Hyundai Motor announces huge investments through 2018

Posted on : 2015-01-07 16:28 KST Modified on : 2019-10-19 20:29 KST
Large portion of nearly US$74 billion investment will be made domestically, stimulating local growth and job creation
Automotive sector 2015-2018 investment plans
Automotive sector 2015-2018 investment plans

The Hyundai Motor Group is planning investments of nearly US$74 billion (about 81 trillion won) through 2018.

Its aim is to maintain its robust growth with continued facility investments after achieving over eight million sales in the global market last year, while proactively funding R&D for the development of eco-friendly vehicle models to drive future growth.

The group announced plans on Jan. 6 to invest a total of 80.7 trillion won (US$73.6 billion) through 2018, including 49.1 trillion won (US$44.8 billion) in factory construction/expansion and other facility investments, and 31.6 trillion won (US$28.8 billion) in R&D for eco-friendly vehicles and smart cars. The investment will amount to around 20.2 trillion won (US$18.4 billion) per year.
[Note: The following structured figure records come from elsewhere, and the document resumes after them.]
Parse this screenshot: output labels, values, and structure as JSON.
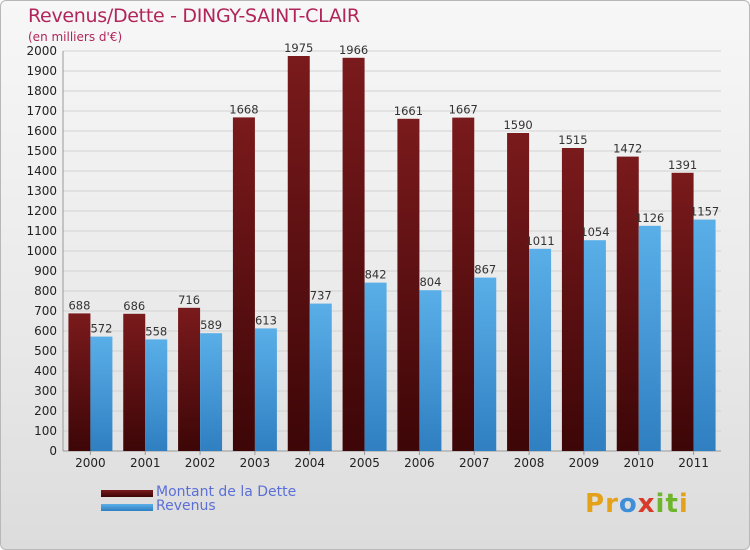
{
  "title": "Revenus/Dette - DINGY-SAINT-CLAIR",
  "subtitle": "(en milliers d'€)",
  "colors": {
    "debt": "#7a1a1c",
    "debt_dark": "#3d0607",
    "revenue": "#5aafe8",
    "revenue_dark": "#2f7fc1",
    "title": "#b1265a",
    "legend_text": "#5b6fd6"
  },
  "logo": {
    "text": "Proxiti",
    "letters": [
      {
        "ch": "P",
        "color": "#e3a21a"
      },
      {
        "ch": "r",
        "color": "#e3a21a"
      },
      {
        "ch": "o",
        "color": "#3e8fd8"
      },
      {
        "ch": "x",
        "color": "#d83a2a"
      },
      {
        "ch": "i",
        "color": "#6fb52c"
      },
      {
        "ch": "t",
        "color": "#6fb52c"
      },
      {
        "ch": "i",
        "color": "#e3a21a"
      }
    ]
  },
  "chart_data": {
    "type": "bar",
    "categories": [
      "2000",
      "2001",
      "2002",
      "2003",
      "2004",
      "2005",
      "2006",
      "2007",
      "2008",
      "2009",
      "2010",
      "2011"
    ],
    "series": [
      {
        "name": "Montant de la Dette",
        "values": [
          688,
          686,
          716,
          1668,
          1975,
          1966,
          1661,
          1667,
          1590,
          1515,
          1472,
          1391
        ]
      },
      {
        "name": "Revenus",
        "values": [
          572,
          558,
          589,
          613,
          737,
          842,
          804,
          867,
          1011,
          1054,
          1126,
          1157
        ]
      }
    ],
    "title": "Revenus/Dette - DINGY-SAINT-CLAIR",
    "subtitle": "(en milliers d'€)",
    "ylim": [
      0,
      2000
    ],
    "yticks": [
      0,
      100,
      200,
      300,
      400,
      500,
      600,
      700,
      800,
      900,
      1000,
      1100,
      1200,
      1300,
      1400,
      1500,
      1600,
      1700,
      1800,
      1900,
      2000
    ],
    "grid": true,
    "legend": "bottom-left"
  }
}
Last year, the group recorded an all-time-high 14.9 trillion won (US$13.6 billion) in investments. While around 11 trillion won (US$10 billion) of the new investment is earmarked for building a global business center on a former Korea Electric Power Corporation (KEPCO) site by 2018, the annual average for the remainder is still over two trillion won greater than the 2014 investment.

Experts are predicting most of the investment will go toward developing eco-friendly vehicles. Over the last four years, the group has invested 11.3 trillion won (US$10.3 billion) in developing plug-in hybrids, fully electric models, and hydrogen fuel cell vehicles. Previously, it announced a “mileage improvement road map” for increasing average mileage by 25% through 2020, along with plans for “technological innovation to respond to international environmental regulations by increasing the number of eco-friendly models from its current seven to 22 and joining the world’s top two in the eco-friendly vehicle market, which is predicted to grow from 2.2 million vehicles this year to 6.4 million by 2020.”

In addition to its eco-friendly vehicle investment, the group also plans to add 7,345 more R&D staff positions to shore up source technology for key parts like motors, batteries, and powertrains. In the process, it hopes to boost the quality competitiveness of its finished cars and fuel future growth with active development of smart cars and other “cars of the future.”

Facility investment is also being ramped up as part of a strategy to maintain growth after passing the eight-million mark in vehicle sales last year. Plans include developing overseas strategic model production capabilities by building new factories in China, while expanding domestic production facilities for engines and transmissions at factories in Ulsan and Hwaseong, Gyeonggi Province. Investment in related group-areas such as steel and distribution is also planned to boost the synergy effect with automobiles.

Perhaps the most noteworthy aspect of the plan is its emphasis on domestic investment. A total of 61.2 trillion won (US$55.8 billion), or 76% of the investment, is being put into South Korea - around 50 trillion won (US$45.6 billion) if the KEPCO lot development is not included. This could be an attempt to counter concerns that a preference for overseas over domestic investment may hollow out local manufacturing. The company currently predicts that the investment will create around 10,000 new jobs, including R&D personnel. The number of new hires may be even higher if facility investment is factored in.

Hyundai Motor Group’s move could put pressure on the South Korean business community. The huge increase in domestic investment in particular could create a climate where other corporations feel they have to invest in stimulating the economy and creating jobs.

“Bold investment is what helped us become one of the top five global automakers, and our investment this time could bring equal rewards to our contribution in terms of developing the national economy and creating jobs,” said a Hyundai Motor source.